Placing beads in knitting can be done in two ways, one way is stringing the beads onto the yarn and then working them into the stitch. I'm not a huge fan of this method since I think it is hard on the yarn to pass thousands of beads down it's length while knitting. I also find that it slows down my knitting considerably, and inevitably I have to add more beads which means cutting the yarn and threading more on, no thanks!
For the Samarran shawl I use the other method which is to place the bead onto a stitch using a very tiny crochet hook. The size of hook that I am using is a 0.75mm hook and it works well for Size 6 beads.
Using a crochet hook to add the beads means that the beads sit neatly on both legs of the stitch. The beads follow the direction that the stitch is worked in and are more centered and secure on the stitch. Placing the beads with a crochet hook also means no wasted time pre-stringing beads, you can start knitting right away and just add beads as you knit.
This method of placing the bead requires you to work the stitches as indicated by the chart (or written if you prefer to follow the written directions) and then place the bead.

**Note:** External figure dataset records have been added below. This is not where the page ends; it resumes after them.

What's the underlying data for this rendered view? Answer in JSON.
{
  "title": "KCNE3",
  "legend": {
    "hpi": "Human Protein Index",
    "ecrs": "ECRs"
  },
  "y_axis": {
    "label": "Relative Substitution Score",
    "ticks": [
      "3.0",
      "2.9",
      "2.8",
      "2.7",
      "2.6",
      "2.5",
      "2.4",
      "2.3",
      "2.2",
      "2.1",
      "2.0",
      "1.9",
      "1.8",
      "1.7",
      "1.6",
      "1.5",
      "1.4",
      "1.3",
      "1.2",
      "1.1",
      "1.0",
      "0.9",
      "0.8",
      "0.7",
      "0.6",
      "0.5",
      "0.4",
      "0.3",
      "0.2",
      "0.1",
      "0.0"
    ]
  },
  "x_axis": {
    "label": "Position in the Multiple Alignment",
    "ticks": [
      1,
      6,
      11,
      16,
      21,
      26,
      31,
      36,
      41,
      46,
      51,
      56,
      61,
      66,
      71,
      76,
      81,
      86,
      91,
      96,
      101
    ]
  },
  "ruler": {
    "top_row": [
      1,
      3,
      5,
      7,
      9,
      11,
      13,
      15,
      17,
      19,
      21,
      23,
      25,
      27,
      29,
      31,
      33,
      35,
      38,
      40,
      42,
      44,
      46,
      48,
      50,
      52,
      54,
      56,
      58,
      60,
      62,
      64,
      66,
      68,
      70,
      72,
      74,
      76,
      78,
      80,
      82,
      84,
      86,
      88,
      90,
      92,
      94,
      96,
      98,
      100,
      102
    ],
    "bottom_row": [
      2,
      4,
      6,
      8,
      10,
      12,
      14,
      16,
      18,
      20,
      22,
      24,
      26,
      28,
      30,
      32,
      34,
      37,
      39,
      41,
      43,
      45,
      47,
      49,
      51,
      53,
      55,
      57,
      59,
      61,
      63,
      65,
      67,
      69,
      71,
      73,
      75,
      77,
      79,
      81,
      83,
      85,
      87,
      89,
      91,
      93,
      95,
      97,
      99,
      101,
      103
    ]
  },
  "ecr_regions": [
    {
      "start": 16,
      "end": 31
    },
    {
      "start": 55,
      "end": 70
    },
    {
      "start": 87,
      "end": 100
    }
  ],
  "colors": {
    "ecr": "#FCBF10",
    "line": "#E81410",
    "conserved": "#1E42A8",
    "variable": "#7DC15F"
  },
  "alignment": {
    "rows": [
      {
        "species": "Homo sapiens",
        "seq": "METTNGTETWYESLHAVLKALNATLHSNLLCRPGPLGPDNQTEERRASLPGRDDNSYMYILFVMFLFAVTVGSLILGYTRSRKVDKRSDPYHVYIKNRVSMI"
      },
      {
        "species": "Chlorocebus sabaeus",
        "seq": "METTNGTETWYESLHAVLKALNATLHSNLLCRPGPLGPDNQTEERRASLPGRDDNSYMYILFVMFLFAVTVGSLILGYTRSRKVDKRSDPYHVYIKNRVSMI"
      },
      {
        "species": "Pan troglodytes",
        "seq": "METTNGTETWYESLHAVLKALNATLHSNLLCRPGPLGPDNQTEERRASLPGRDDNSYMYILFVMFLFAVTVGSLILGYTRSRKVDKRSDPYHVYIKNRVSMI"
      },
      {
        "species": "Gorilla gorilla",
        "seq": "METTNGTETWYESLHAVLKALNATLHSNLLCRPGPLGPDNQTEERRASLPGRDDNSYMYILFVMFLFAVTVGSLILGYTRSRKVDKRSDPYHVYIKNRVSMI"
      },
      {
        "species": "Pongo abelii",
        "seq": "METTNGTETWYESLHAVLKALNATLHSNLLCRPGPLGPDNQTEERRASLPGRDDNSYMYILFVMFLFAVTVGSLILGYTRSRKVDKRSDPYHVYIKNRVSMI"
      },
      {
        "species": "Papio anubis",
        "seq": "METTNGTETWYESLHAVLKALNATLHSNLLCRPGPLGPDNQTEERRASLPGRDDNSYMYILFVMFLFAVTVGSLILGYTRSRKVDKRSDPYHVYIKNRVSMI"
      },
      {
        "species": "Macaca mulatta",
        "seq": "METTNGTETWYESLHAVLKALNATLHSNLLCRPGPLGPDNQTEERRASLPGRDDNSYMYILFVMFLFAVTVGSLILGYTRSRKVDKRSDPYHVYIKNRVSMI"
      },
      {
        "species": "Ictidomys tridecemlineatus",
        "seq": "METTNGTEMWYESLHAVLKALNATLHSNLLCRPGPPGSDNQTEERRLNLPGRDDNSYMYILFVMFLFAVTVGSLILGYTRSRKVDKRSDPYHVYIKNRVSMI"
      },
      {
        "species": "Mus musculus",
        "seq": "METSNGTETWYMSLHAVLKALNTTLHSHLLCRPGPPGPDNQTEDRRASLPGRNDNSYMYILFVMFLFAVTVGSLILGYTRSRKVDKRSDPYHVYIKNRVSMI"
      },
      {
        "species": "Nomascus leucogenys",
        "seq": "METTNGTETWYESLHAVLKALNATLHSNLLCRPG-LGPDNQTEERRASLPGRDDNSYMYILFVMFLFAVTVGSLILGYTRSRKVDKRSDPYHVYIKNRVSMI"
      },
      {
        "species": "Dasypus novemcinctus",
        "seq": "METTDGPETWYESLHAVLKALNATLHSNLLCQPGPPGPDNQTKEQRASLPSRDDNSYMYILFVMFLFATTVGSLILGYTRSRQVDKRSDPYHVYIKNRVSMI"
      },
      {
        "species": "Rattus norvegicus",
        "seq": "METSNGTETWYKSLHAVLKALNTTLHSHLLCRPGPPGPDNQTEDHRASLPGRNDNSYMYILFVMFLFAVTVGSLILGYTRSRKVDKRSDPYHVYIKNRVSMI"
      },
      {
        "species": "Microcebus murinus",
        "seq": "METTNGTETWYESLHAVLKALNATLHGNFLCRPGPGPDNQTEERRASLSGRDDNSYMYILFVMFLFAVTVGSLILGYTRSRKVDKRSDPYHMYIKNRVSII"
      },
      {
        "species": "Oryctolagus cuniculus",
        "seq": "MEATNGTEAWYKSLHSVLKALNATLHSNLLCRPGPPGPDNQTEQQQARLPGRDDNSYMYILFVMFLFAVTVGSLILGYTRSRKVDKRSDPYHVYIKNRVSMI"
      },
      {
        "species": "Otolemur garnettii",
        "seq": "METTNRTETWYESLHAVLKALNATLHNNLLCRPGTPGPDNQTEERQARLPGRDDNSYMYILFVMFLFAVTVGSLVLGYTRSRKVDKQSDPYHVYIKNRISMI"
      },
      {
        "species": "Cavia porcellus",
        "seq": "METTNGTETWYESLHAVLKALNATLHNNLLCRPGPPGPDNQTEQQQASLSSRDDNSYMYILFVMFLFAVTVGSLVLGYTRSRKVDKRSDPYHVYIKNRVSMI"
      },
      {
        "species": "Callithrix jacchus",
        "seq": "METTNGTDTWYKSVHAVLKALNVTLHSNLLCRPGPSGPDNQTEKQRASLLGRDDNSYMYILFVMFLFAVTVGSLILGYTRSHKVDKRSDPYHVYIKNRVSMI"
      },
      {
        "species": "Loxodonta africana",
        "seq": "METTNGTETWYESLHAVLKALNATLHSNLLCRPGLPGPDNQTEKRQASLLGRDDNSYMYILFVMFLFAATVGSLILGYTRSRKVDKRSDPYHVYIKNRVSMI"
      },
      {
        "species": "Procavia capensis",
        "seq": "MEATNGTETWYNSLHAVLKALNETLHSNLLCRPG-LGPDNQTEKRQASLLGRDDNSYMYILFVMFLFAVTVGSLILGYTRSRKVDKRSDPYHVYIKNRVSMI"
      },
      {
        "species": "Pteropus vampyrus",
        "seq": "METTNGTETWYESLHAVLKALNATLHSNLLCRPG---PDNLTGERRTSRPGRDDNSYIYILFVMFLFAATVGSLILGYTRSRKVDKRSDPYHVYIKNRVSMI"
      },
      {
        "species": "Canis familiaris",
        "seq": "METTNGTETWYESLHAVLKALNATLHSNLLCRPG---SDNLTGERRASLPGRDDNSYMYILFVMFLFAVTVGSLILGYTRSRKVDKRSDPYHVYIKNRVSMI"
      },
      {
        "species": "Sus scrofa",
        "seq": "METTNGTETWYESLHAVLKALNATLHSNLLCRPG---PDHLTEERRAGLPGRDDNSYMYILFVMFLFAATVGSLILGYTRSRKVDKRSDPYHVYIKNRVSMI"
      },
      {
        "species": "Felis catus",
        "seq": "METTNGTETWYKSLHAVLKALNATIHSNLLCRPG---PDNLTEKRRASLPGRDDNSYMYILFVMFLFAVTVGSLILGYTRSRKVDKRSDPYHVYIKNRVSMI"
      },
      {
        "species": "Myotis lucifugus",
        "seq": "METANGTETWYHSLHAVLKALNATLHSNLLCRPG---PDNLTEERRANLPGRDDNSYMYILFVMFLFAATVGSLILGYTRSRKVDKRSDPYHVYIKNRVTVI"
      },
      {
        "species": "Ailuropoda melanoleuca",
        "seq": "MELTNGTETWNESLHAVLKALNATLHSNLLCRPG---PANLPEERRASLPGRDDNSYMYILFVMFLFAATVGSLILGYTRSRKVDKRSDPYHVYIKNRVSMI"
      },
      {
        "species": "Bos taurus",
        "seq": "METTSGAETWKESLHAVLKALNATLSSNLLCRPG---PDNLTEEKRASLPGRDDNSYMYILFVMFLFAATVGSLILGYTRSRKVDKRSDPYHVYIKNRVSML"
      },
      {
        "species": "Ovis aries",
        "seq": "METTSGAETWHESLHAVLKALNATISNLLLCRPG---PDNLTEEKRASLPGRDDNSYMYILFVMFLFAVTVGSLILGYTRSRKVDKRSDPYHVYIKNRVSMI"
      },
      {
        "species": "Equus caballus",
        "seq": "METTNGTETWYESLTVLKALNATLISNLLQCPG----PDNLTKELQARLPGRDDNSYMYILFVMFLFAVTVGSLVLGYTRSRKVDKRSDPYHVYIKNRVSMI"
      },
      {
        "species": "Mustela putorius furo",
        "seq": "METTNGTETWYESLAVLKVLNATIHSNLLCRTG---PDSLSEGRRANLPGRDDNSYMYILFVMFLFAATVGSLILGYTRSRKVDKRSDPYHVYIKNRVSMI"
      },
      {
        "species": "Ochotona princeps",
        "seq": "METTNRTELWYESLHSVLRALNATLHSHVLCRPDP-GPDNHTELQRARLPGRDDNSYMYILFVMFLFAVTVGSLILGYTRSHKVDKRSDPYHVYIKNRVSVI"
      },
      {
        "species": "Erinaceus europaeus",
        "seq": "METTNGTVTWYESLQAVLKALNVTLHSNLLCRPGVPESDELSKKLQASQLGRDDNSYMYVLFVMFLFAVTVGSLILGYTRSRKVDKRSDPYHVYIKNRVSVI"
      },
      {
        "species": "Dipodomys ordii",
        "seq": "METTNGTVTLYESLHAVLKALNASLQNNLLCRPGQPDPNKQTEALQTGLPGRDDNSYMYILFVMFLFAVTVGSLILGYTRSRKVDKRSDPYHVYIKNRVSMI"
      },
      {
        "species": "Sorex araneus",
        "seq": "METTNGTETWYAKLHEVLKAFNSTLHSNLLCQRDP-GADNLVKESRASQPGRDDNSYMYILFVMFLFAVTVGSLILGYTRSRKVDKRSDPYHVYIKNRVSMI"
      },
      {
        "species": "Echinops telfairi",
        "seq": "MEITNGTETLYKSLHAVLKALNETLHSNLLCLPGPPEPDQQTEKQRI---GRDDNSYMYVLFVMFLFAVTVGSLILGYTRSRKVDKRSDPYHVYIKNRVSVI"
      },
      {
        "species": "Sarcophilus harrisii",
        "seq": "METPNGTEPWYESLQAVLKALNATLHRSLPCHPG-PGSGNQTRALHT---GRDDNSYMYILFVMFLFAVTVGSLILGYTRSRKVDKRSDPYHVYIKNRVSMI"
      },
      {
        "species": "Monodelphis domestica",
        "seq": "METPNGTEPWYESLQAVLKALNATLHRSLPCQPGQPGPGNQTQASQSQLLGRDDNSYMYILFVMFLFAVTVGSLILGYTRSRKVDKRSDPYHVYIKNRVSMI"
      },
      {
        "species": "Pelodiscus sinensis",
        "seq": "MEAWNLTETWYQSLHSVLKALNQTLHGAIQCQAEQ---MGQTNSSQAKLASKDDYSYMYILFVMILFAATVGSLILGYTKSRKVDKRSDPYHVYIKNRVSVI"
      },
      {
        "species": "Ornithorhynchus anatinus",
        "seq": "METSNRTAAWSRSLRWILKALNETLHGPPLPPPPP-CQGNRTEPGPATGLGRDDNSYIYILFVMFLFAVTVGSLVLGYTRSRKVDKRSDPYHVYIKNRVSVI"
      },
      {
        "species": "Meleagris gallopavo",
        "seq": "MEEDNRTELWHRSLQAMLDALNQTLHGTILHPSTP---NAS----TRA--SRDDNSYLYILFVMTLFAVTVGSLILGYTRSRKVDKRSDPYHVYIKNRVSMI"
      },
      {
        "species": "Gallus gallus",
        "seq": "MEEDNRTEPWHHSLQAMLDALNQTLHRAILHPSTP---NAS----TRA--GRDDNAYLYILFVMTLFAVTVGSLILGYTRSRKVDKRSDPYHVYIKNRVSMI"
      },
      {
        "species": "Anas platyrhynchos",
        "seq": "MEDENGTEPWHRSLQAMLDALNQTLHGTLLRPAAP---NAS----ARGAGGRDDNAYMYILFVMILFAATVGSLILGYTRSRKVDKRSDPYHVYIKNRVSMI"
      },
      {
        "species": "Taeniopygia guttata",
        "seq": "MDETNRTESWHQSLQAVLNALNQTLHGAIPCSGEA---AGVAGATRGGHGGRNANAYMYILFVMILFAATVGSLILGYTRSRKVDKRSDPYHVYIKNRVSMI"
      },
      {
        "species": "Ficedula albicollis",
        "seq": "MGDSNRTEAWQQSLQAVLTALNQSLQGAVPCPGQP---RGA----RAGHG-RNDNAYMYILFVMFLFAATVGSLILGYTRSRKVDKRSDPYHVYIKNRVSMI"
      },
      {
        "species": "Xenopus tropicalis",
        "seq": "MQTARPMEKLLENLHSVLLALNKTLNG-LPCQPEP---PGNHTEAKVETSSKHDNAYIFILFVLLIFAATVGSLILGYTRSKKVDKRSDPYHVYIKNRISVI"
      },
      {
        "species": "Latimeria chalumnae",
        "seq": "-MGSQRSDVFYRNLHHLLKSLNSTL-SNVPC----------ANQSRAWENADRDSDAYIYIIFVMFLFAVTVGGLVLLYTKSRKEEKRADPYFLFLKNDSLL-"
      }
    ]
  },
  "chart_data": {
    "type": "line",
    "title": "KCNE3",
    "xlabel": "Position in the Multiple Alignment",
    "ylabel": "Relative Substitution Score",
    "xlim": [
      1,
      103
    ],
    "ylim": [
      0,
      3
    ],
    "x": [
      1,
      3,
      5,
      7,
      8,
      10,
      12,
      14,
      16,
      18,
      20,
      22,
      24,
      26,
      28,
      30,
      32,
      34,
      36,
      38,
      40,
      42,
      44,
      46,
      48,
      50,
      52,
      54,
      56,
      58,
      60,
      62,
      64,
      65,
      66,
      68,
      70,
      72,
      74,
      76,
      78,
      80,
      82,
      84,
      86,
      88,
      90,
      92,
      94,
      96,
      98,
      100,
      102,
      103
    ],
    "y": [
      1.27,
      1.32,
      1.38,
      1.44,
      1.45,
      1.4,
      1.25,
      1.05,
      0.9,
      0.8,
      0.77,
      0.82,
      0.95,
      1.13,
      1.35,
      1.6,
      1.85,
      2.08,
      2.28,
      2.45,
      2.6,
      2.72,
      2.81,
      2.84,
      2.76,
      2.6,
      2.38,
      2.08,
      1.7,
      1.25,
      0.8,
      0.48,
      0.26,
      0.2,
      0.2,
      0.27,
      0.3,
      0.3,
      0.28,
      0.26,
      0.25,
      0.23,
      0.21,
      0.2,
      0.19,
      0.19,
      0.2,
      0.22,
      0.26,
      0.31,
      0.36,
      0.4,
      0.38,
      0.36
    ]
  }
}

To place a bead on a regular knit stitch, begin by knitting the stitch.
'Load' a bead onto the crochet hook.
Insert the hook into the stitch, and remove it from the knitting needle.
With tension on the stitch and using your finger tip slip the bead from the hook onto the stitch.
The alpaca is fuzzy enough that the stitch with bead is pretty solid, if using a smoother yarn keeping tension on the stitch with the crochet hook will help keep the bead on.
Replace the stitch back onto the right knitting needle, you already worked the stitch so it is now officially finished.
If your bead is placed on a decrease then work the decrease as indicated, and then follow the steps to place a bead onto the decrease.
Tips for adding beads to a stitch pattern:
- If you are adding beads to an already existing pattern then one of the most attractive spots to add them is onto a decrease.
- Try highlighting the decreases you want to add beads to on the chart, then squint your eyes and see if the arrangement looks pleasing.
- Adding beads directly above each other on stacked decreases every RS row results in a LOT of beads in one area, that might be what you are looking for.
- You can count the number of beads worked in one repeat of your chart and multiply that by the number of chart repeats to estimate your bead number needs.
- Size 6 Toho beads are a great size for lace and fingering weight, TOHO is a brand that makes very consistent sizes of beads with openings that are about 98% accurate (and fit the crochet hook).
- I like to purchase beads from www.artbeads.com since they have a great selection.
- Don't have a crochet hook? You can also add beads to your stitches with these flossing threaders, just split the threader open insert into the stitch and thread through the bead.
Check out the Samarran Shawl: a perfect pattern to try beads on!
I love knitting lace, I don't do as much of it as I would like to but when I can really get into a project I am so very happy. Lately I have been really enjoying patterns with the combination of a large area that has a simple repeat, and then a small area with that 'wow' factor which of course is a bit more involved. I love being able to work through the simple repeat section that has enough going on to keep me interested but not so much that I have to pause the show. And then finish it all off with the striking border, or edging or whatever it might be.
Samarran was designed with this 'recipe' in mind, it has a center section with an 8 row repeat. Some of the wrongside rows are worked as knit rows for an extra little touch of texture but mostly the pattern is a simple diagonal lace pattern. Then when the center is complete you pick up stitches (and place held stitches onto holders) to work the border in the round.
Increases are worked in the corner sections using the same pattern as the middle area, and the remaining stitches are worked in a graphic and romantic design that has a series of ovals finished with points. The sample is worked with 3 skiens of Alpaca Prima from Plymouth Yarn Company, this fingering weight yarn was a dream to work with and the slight halo from the alpaca fiber almost makes the shawl seem like is glowing.
There are a few beads in the border, not enough to overwhelm but just enough to highlight the aspects of the lace pattern and give a bit of sparkle and weight to the design.